Thanks to my friend Marissa, I have been mucking around with a game called Chat Noir for the past few days.
A quick run-down. We have an 11x11 grid, and the cat starts in the middle. You move first by blacking out one of the hexes, and the cat goes second (and so on). The cat cannot move onto black squares. Some squares start as black already. The goal is to prevent the cat from "escaping" the grid or, equivalently, getting to an edge hex. The cat always moves towards the closest piece of edge.
Is it always possible to capture the cat? My initial guess was "no", and then it turned into a "maybe". I am still not 100% sure.

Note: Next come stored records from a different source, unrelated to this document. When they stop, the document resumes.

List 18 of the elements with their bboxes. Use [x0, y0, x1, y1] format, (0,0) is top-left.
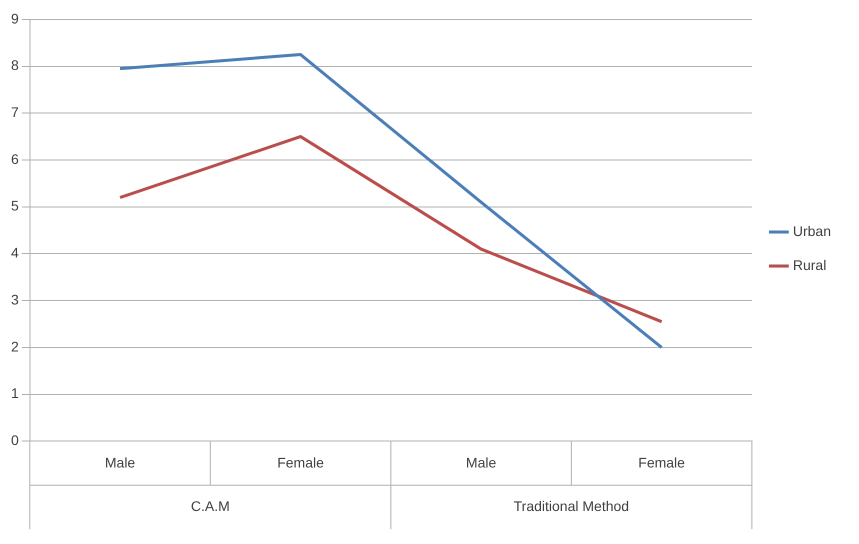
y-tick-label: 7 [10, 104, 19, 120]
x-tick-label: Male [466, 454, 496, 470]
y-tick-label: 3 [10, 291, 19, 308]
y-tick-label: 0 [10, 432, 19, 448]
text: C.A.M [190, 498, 230, 514]
y-tick-label: 4 [10, 244, 19, 261]
y-tick-label: 1 [10, 385, 19, 402]
y-tick-label: 2 [10, 338, 19, 354]
y-tick-label: 5 [10, 198, 19, 214]
legend-label: Rural [792, 256, 826, 273]
text: Traditional Method [514, 498, 630, 514]
y-tick-label: 6 [10, 150, 19, 167]
legend-label: Urban [792, 222, 832, 239]
x-tick-label: Female [277, 454, 324, 470]
x-tick-label: Female [638, 454, 686, 470]
y-tick-label: 8 [10, 57, 19, 74]
x-tick-label: Male [104, 454, 136, 470]
y-tick-label: 9 [10, 10, 19, 26]
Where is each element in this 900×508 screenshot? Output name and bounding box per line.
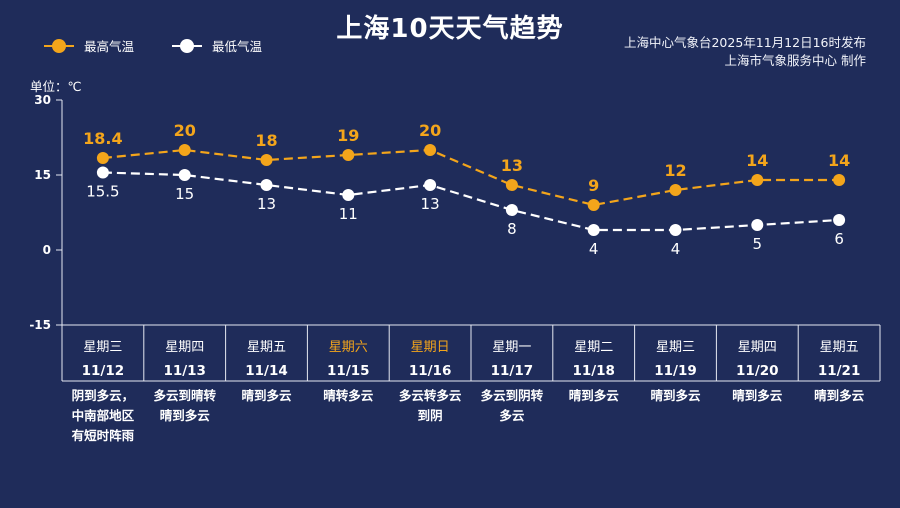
data-label-low: 8 [507, 220, 517, 238]
weather-description: 晴到多云 [814, 388, 865, 403]
weekday-label: 星期三 [83, 340, 122, 355]
data-label-high: 19 [337, 126, 359, 145]
weather-description: 阴到多云， [72, 388, 135, 403]
unit-label: 单位：℃ [30, 79, 82, 94]
data-label-low: 15 [175, 185, 194, 203]
data-point-low [751, 219, 764, 231]
date-label: 11/21 [818, 363, 861, 379]
weekday-label: 星期四 [738, 340, 777, 355]
weather-description: 中南部地区 [72, 408, 135, 423]
data-point-low [260, 179, 273, 191]
weather-description: 多云转多云 [399, 388, 462, 403]
weekday-label: 星期五 [247, 340, 286, 355]
data-point-high [342, 149, 355, 161]
weather-description: 有短时阵雨 [72, 428, 135, 443]
weather-description: 晴到多云 [650, 388, 701, 403]
weekday-label: 星期四 [165, 340, 204, 355]
data-label-high: 9 [588, 176, 599, 195]
weather-description: 晴到多云 [160, 408, 211, 423]
data-label-low: 5 [753, 235, 763, 253]
date-label: 11/12 [82, 363, 125, 379]
data-label-low: 15.5 [86, 183, 119, 201]
data-point-low [833, 214, 846, 226]
data-label-high: 14 [746, 151, 768, 170]
weekday-label: 星期一 [492, 340, 531, 355]
data-label-low: 11 [339, 205, 358, 223]
data-point-low [96, 166, 109, 179]
data-point-low [505, 204, 518, 216]
legend-label-high: 最高气温 [84, 39, 135, 54]
series-line-low [102, 171, 840, 232]
data-label-high: 12 [664, 161, 686, 180]
data-point-high [424, 144, 437, 156]
date-label: 11/15 [327, 363, 370, 379]
weather-description: 多云 [499, 408, 525, 423]
weekday-label: 星期日 [411, 340, 450, 355]
page-title: 上海10天天气趋势 [336, 14, 564, 44]
data-label-high: 20 [174, 121, 196, 140]
data-label-high: 18.4 [83, 129, 122, 148]
legend: 最高气温 最低气温 [44, 36, 262, 55]
publisher-line-1: 上海中心气象台2025年11月12日16时发布 [623, 35, 866, 50]
data-label-high: 20 [419, 121, 441, 140]
data-point-high [505, 179, 518, 191]
data-point-low [669, 224, 682, 236]
data-label-low: 4 [671, 240, 681, 258]
date-label: 11/17 [491, 363, 534, 379]
y-tick-label: 30 [34, 93, 51, 107]
data-point-low [424, 179, 437, 191]
legend-item-high: 最高气温 [44, 36, 134, 55]
legend-label-low: 最低气温 [212, 39, 263, 54]
legend-swatch-high [44, 38, 74, 53]
date-label: 11/13 [163, 363, 206, 379]
weekday-label: 星期三 [656, 340, 695, 355]
y-tick-label: 0 [43, 243, 51, 257]
date-label: 11/16 [409, 363, 452, 379]
data-point-high [587, 199, 600, 211]
y-tick-label: 15 [34, 168, 51, 182]
data-label-low: 6 [834, 230, 844, 248]
data-point-low [342, 189, 355, 201]
data-label-high: 14 [828, 151, 850, 170]
weekday-label: 星期五 [820, 340, 859, 355]
date-label: 11/14 [245, 363, 288, 379]
weather-description: 晴到多云 [241, 388, 292, 403]
data-label-low: 13 [421, 195, 440, 213]
data-point-high [260, 154, 273, 166]
date-label: 11/19 [654, 363, 697, 379]
y-tick-label: -15 [29, 318, 51, 332]
publisher-line-2: 上海市气象服务中心 制作 [724, 53, 866, 68]
data-point-high [96, 152, 109, 164]
weekday-label: 星期六 [329, 340, 368, 355]
weather-description: 晴到多云 [732, 388, 783, 403]
data-point-low [178, 169, 191, 181]
weather-description: 到阴 [418, 408, 443, 423]
legend-item-low: 最低气温 [172, 36, 262, 55]
data-label-low: 4 [589, 240, 599, 258]
weather-description: 多云到晴转 [153, 388, 216, 403]
series-line-high [102, 148, 840, 207]
weekday-label: 星期二 [574, 340, 613, 355]
date-label: 11/20 [736, 363, 779, 379]
data-label-low: 13 [257, 195, 276, 213]
data-point-high [751, 174, 764, 186]
weather-description: 晴转多云 [323, 388, 374, 403]
date-label: 11/18 [572, 363, 615, 379]
publisher-info: 上海中心气象台2025年11月12日16时发布 上海市气象服务中心 制作 [624, 34, 866, 70]
weather-description: 多云到阴转 [481, 388, 544, 403]
data-label-high: 13 [501, 156, 523, 175]
data-point-low [587, 224, 600, 236]
data-point-high [833, 174, 846, 186]
data-point-high [669, 184, 682, 196]
weather-description: 晴到多云 [569, 388, 620, 403]
data-label-high: 18 [255, 131, 277, 150]
data-point-high [178, 144, 191, 156]
legend-swatch-low [172, 38, 203, 53]
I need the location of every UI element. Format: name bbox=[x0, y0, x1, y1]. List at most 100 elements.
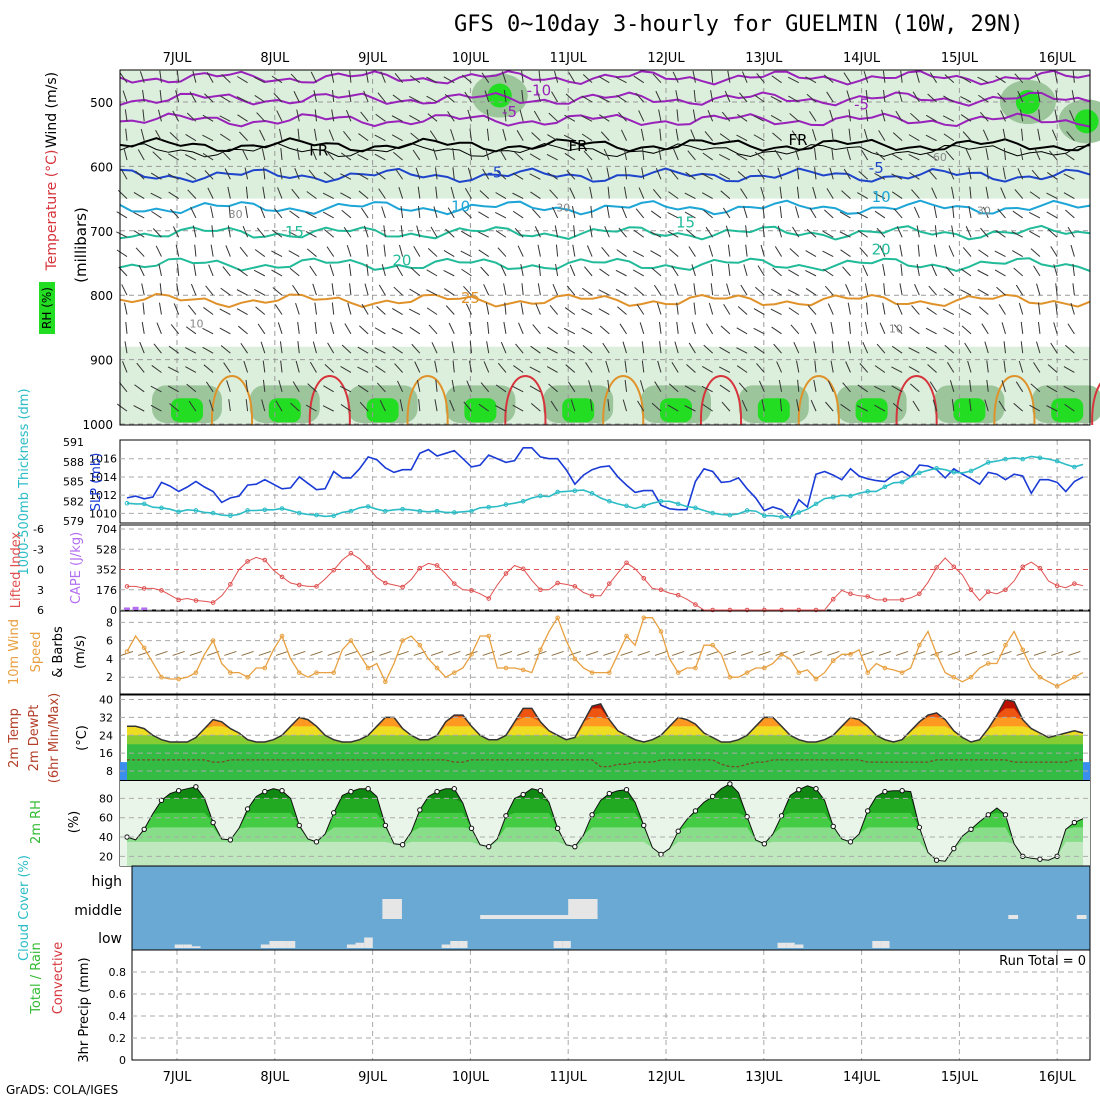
cape-tick-label: 176 bbox=[96, 584, 117, 597]
wind-barb bbox=[410, 132, 421, 142]
thickness-point bbox=[451, 510, 457, 515]
wind-barb bbox=[1029, 211, 1041, 219]
lifted-index-point bbox=[762, 607, 767, 613]
wind-barb bbox=[650, 250, 662, 257]
wind-barb bbox=[312, 283, 317, 296]
wind-barb bbox=[839, 211, 851, 219]
wind-barb bbox=[450, 129, 455, 141]
surface-wind-barb bbox=[740, 650, 754, 656]
wind-barb bbox=[254, 249, 266, 257]
wind-speed-point bbox=[658, 629, 664, 634]
wind-barb bbox=[358, 133, 369, 142]
wind-barb bbox=[529, 173, 541, 180]
wind-barb bbox=[463, 285, 472, 296]
rh2m-point bbox=[158, 797, 165, 804]
surface-wind-barb bbox=[534, 650, 547, 656]
cloud-low-bar bbox=[364, 937, 373, 948]
rh2m-point bbox=[382, 822, 389, 829]
lifted-index-point bbox=[555, 580, 560, 586]
wind-barb bbox=[167, 173, 179, 180]
wind-barb bbox=[309, 265, 317, 277]
wind-barb bbox=[945, 266, 955, 277]
wind-barb bbox=[393, 286, 403, 296]
dewpoint-line bbox=[127, 759, 1083, 768]
surface-wind-barb bbox=[224, 650, 237, 656]
thickness-point bbox=[141, 501, 147, 507]
wind-barb bbox=[848, 128, 851, 141]
surface-wind-barb bbox=[723, 650, 737, 656]
temp-line bbox=[127, 698, 1084, 743]
wind-barb bbox=[274, 208, 283, 219]
rh2m-point bbox=[348, 788, 354, 795]
pressure-tick-label: 900 bbox=[90, 354, 113, 368]
thickness-point bbox=[917, 470, 922, 476]
thickness-point bbox=[985, 460, 991, 465]
date-label-top: 11JUL bbox=[550, 51, 588, 66]
wind-barb bbox=[322, 192, 334, 200]
wind-barb bbox=[1034, 148, 1041, 161]
thickness-point bbox=[538, 493, 543, 499]
wind-barb bbox=[727, 70, 731, 83]
wind-barb bbox=[564, 152, 576, 161]
wind-barb bbox=[1063, 385, 1075, 393]
wind-speed-point bbox=[451, 670, 457, 675]
lifted-index-tick-label: 0 bbox=[37, 564, 44, 577]
wind-barb bbox=[418, 399, 421, 412]
wind-barb bbox=[842, 382, 851, 393]
surface-wind-barb bbox=[637, 650, 650, 656]
wind-barb bbox=[184, 154, 197, 161]
slp-line bbox=[126, 447, 1084, 520]
wind-barb bbox=[882, 70, 886, 83]
rh2m-point bbox=[210, 819, 216, 826]
wind-speed-point bbox=[813, 676, 819, 682]
wind-barb bbox=[193, 263, 197, 276]
wind-barb bbox=[480, 382, 490, 393]
surface-wind-barb bbox=[620, 650, 633, 656]
wind-barb bbox=[794, 148, 800, 161]
wind-barb bbox=[1037, 321, 1041, 334]
wind-speed-point bbox=[693, 665, 698, 671]
wind-barb bbox=[1037, 128, 1041, 141]
wind-barb bbox=[997, 92, 1006, 103]
wind-barb bbox=[409, 288, 421, 296]
wind-barb bbox=[467, 109, 472, 122]
wind-barb bbox=[289, 210, 300, 219]
wind-barb bbox=[172, 110, 180, 122]
surface-wind-barb bbox=[310, 650, 323, 656]
lifted-index-point bbox=[538, 587, 543, 593]
wind-barb bbox=[344, 323, 352, 335]
wind-barb bbox=[521, 90, 524, 103]
cloud-axis-label: Cloud Cover (%) bbox=[17, 855, 32, 961]
wind-barb bbox=[139, 341, 145, 354]
wind-barb bbox=[495, 192, 507, 200]
wind-barb bbox=[899, 283, 903, 296]
date-label-bottom: 10JUL bbox=[452, 1070, 490, 1085]
wind-barb bbox=[1070, 244, 1075, 257]
wind-barb bbox=[416, 379, 421, 392]
wind-barb bbox=[845, 361, 851, 373]
wind-barb bbox=[637, 400, 645, 412]
wind-barb bbox=[705, 323, 714, 335]
wind-barb bbox=[998, 400, 1006, 412]
wind-barb bbox=[117, 403, 128, 412]
wind-barb bbox=[805, 288, 817, 296]
wind-barb bbox=[760, 186, 765, 199]
wind-barb bbox=[520, 302, 524, 315]
wind-barb bbox=[237, 268, 248, 277]
contour-label: -5 bbox=[487, 163, 502, 181]
lifted-index-point bbox=[348, 551, 354, 556]
wind-barb bbox=[702, 152, 713, 161]
wind-speed-line bbox=[126, 616, 1084, 688]
thickness-point bbox=[279, 506, 285, 511]
wind-barb bbox=[693, 90, 696, 103]
cloud-low-bar bbox=[269, 941, 279, 948]
rh2m-point bbox=[313, 839, 320, 845]
wind-barb bbox=[779, 186, 783, 199]
date-label-bottom: 16JUL bbox=[1039, 1070, 1077, 1085]
wind-barb bbox=[813, 341, 817, 354]
cape-tick-label: 704 bbox=[96, 523, 117, 536]
wind-barb bbox=[925, 327, 937, 335]
wind-barb bbox=[262, 360, 266, 373]
wind-barb bbox=[529, 153, 541, 161]
cloud-panel bbox=[131, 865, 1091, 951]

I have two methods I am going to try now: I am going to try to solve the empty case (with no black squares at the beginning) and try to capture the cat. Either by finding the optimal strategy, or by having a computer prove it is possible. The beauty of this is that the cat's strategy is always known, so it makes the problem simpler.
However, in the general case, it is not necessarily true that a solution in the empty case will extend to the general case.
I am in the middle of coding up some simple strategies and enumerations of the game, and will report on my results in a few days. In that, it may take several days for some of them to run.
I don’t see what you mean that a solution to the empty case won’t extend. You can just pretend that the initial black squares are “free moves” where the cat doesn’t get a move. I think it’s obvious that if the empty case works, then free moves can’t possibly hurt.
That said, I suspect two things: a) the cat’s greedy strategy is not optimal (ie, you could have a smarter cat) and b) the general case isn’t solvable. I’m interested to see what you turn up.
If the problem is solvable for the square of 2n-1, it follows that it is also solvable for the square of 2n+1. I guess this is quite obvious with you. It means, however, that you only have to consider an infinite area. Put the cat at any starting point and see how far the cat could walk before you fence her in. This seems to me as a far easier way to get a quick result.
The only way I can figure it out is if you have a way of fooling the cat to move the wrong way and the turn back. I’m not sure I understand the cat strategy, cause as I see it, the cat will allways escape, nometter how far the edge.